The European Data Protection Council (EDPB), which monitors privacy in the European Union, has adopted a number of recommendations to limit violations of “dark patterns” in social networks.
“Dark patterns” is a technique used by designers to force site users to perform desired actions. For example, providing privacy options for web cookies, while one of the options is more vivid and formulated more positively.

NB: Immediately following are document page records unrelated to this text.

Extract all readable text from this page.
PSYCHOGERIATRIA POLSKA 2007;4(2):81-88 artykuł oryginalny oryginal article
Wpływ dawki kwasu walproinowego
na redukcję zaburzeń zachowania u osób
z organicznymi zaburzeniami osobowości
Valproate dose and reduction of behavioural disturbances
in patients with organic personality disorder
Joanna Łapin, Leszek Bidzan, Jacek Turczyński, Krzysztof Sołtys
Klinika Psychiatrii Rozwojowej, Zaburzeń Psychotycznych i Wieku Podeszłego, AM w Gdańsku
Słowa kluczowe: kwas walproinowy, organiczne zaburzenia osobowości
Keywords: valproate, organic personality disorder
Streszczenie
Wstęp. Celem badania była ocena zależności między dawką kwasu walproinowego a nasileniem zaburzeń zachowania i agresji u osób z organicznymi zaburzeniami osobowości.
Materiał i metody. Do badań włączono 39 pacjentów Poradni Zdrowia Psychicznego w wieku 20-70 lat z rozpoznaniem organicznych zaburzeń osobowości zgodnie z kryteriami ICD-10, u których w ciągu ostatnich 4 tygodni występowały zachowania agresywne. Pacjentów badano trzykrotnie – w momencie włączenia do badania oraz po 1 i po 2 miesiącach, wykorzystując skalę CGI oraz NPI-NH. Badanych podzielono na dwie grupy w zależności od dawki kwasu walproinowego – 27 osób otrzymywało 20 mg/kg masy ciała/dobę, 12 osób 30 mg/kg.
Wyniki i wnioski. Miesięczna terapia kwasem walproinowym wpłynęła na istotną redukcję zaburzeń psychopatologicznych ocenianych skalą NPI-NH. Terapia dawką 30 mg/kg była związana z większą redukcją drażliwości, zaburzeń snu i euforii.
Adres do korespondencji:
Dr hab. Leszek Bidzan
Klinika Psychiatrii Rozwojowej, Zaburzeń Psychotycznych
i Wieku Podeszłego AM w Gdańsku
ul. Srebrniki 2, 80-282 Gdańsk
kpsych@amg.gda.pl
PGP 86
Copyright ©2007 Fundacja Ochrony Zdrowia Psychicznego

The EDPB’s task is to offer practical recommendations to designers and users of social networks on evaluating and avoiding “dark patterns” in various interfaces, especially when misleading design contradicts strict EU privacy rules, namely GDPR.
According to the EDPB, “dark patterns” can “force users to make unintended, undesirable and potentially dangerous decisions regarding the processing of their personal data.”
Since the design works against the interests of users, it is unlikely for an ordinary person to make the most suitable choice for him.
“The manual provides specific examples of the types of dark patterns, presents best practices for various use cases, and also contains specific recommendations for developers of user interfaces that contribute to the effective implementation of GDPR,” says EDPB.
Several US states, in particular California and Washington, have added provisions on the use of “dark patterns” to their privacy bills.
The abuse of “dark patterns” can range from annoying to downright dangerous. In some cases, the “pattern” may cause the user to skip the “x” on pop-up ads, and in others, users enter into agreements for services that they considered free.